Die große Flut
der Gedanken. Der Regen ein silberner Vorhang. Dahinter…
»Alar-«, flüsterte Sandy.
»Aar-«, begann Dennys.
Sie flackerten auf. Und verlöschten. Wie das Licht zweier Kerzen.
Zwei Einhörner in einem Labor in einem alten amerikanischen Farmhaus boten einen seltsamen Anblick. Ebenso zwei Seraphim in voller Flügelpracht.
Die Zwillinge schauten sich um. Abgesehen von den Einhörnern und Seraphim war alles wie zuvor. Im Kamin brannte das Feuer. Auf dem Bunsenbrenner köchelte das Boef bourguignon und verbreitete verführerischen Duft. Der Computer mit der ungewöhnlichen Tastatur war eingeschaltet.
Adnarel saß in Mutters schäbigem Ohrensessel und ließ die goldenen Flügel über die Armlehnen hängen. Admael stand, die bläulich weißen Schwingen eng angelegt, gebückt vor dem Mikroskop und betrachtete das eingelegte Präparat.
»Glaubt ihr an Einhörner?« In Adnarels azurblauen Augen war ein amüsiertes Glitzern.
»Wie war die Reise?« fragte Admael. Auch er lächelte. Die beiden Seraphim wirkten sehr erleichtert.
Draußen schlug die Haustür zu.
Adnarel erhob sich in einem einzigen, graziösen Schwung aus dem Lehnstuhl. Admael wandte sich vom Mikroskop ab. Die Zwillinge erstarrten.
Die Stimme ihrer Mutter: »Dennys! Sandy! Wo seid ihr?«
»Du lieber Himmel!« rief Sandy. »Rasch! Wir müssen die Einhörner fortschaffen.«
»Sie lösen sich von selbst auf, sobald man nicht mehr an sie glaubt«, sagte Adnarel.
Dennys stöhnte. »Aber Meg und Charles Wallace – unsere Schwester und unser Bruder – glauben doch an Einhörner!«
»Und an Seraphim?« fragte Admael.
»Und wir dürfen nicht ins Labor. Schon gar nicht, wenn ein Experiment läuft.« Sandy war ziemlich nervös.

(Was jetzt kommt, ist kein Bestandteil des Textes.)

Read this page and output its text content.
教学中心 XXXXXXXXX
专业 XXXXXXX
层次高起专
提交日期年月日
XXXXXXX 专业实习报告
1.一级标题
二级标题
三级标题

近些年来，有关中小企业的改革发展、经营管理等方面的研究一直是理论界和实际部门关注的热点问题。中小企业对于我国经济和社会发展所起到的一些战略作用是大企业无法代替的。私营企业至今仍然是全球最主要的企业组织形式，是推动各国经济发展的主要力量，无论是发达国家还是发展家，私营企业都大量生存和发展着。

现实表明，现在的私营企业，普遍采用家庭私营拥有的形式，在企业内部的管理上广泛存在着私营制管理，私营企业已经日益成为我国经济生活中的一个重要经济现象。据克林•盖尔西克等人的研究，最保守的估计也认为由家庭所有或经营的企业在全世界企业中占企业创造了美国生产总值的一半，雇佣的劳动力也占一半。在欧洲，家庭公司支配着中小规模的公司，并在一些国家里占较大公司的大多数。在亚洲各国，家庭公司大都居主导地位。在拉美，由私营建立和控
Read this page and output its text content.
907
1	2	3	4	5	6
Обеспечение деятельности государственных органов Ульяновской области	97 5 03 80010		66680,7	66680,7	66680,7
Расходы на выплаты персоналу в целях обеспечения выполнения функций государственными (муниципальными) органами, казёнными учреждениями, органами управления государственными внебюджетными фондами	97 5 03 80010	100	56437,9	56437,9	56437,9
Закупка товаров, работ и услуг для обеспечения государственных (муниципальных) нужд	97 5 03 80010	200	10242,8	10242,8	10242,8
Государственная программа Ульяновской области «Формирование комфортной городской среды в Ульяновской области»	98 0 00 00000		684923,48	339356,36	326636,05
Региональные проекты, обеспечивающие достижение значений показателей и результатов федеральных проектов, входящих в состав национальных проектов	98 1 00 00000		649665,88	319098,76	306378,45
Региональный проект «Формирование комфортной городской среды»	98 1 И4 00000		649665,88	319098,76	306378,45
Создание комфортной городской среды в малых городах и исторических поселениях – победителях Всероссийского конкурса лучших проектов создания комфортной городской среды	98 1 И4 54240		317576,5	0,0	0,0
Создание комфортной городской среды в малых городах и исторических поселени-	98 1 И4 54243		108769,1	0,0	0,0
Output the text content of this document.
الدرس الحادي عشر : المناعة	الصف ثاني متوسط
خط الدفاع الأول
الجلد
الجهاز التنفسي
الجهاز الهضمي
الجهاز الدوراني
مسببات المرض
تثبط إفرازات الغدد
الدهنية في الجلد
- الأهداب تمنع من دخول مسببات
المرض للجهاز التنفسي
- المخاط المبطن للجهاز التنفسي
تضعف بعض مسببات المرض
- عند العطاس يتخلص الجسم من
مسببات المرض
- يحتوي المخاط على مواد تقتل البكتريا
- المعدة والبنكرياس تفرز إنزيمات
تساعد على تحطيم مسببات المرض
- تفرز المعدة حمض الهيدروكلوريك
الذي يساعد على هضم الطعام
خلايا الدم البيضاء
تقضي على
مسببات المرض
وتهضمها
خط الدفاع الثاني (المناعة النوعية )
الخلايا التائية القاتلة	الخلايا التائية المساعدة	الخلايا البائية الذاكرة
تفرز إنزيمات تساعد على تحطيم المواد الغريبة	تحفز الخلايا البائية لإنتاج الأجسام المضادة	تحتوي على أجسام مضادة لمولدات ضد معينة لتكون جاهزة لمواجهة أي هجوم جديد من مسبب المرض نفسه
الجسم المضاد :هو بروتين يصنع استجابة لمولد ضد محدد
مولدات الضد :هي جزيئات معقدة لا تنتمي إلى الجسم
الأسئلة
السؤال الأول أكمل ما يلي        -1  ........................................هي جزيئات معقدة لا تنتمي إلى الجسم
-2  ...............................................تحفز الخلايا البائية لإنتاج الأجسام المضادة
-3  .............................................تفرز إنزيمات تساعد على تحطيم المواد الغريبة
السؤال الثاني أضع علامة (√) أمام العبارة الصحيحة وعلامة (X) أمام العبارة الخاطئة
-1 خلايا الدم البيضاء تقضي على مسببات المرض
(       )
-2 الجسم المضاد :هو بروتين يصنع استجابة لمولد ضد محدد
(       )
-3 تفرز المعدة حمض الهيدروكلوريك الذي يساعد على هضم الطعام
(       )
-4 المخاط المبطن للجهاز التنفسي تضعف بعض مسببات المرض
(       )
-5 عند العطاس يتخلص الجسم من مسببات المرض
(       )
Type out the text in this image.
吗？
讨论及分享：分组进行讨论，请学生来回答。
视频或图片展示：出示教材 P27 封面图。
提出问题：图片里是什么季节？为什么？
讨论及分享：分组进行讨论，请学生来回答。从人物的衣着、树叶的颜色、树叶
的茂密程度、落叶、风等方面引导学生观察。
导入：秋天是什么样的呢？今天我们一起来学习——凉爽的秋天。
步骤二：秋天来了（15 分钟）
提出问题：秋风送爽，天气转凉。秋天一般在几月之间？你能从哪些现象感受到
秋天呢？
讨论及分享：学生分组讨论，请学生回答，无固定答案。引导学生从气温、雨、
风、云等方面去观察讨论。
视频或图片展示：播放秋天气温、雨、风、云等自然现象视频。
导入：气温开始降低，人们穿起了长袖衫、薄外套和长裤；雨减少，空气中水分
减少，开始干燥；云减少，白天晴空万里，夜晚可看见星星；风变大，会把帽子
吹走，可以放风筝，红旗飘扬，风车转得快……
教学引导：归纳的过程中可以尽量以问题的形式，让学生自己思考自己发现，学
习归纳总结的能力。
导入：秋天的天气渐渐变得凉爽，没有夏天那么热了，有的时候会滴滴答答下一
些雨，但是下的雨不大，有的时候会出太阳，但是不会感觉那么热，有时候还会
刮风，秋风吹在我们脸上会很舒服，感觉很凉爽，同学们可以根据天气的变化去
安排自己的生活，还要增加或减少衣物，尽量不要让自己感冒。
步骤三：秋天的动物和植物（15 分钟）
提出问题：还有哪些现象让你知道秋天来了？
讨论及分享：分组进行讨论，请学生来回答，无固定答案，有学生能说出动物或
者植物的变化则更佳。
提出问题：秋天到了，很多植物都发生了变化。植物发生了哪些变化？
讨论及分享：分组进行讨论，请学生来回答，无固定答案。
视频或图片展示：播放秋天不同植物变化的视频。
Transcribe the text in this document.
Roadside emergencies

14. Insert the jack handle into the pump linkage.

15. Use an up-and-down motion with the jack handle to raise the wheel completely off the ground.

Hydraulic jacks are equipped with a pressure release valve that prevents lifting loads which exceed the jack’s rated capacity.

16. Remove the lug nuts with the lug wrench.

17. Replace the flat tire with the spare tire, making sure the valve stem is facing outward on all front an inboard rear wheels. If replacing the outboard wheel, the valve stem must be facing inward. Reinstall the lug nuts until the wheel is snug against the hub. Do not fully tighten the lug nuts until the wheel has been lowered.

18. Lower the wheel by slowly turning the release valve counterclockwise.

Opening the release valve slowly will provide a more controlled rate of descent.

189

»Keine Angst«, sagte Adnarel. »Ihr seid doch heil und ganz?«
»Bis uns Mutter hier findet.«
Und Dennys rief: »Noch dazu als braungebrannte Mohren!«
»Im Vergleich zu so manchem anderen Problem ist das…« begann Admael.
Wieder die Stimme der Mutter: »Sandy? Dennys?«
»Kein Abschied!« befahl Adnarel. Er und Admael legten den beiden die Hände aufs Haar. Das war keine Berührung, das war ein Sichbefreien – so mußten sich die Seraphim aus ihrer Tiergestalt lösen… Und Sandy und Dennys starrten einander an. Ihre Gesichter waren winterblaß, ihre Haare nicht mehr von der Sonne gebleicht. Nur noch ihre bloßen Füße erinnerten an…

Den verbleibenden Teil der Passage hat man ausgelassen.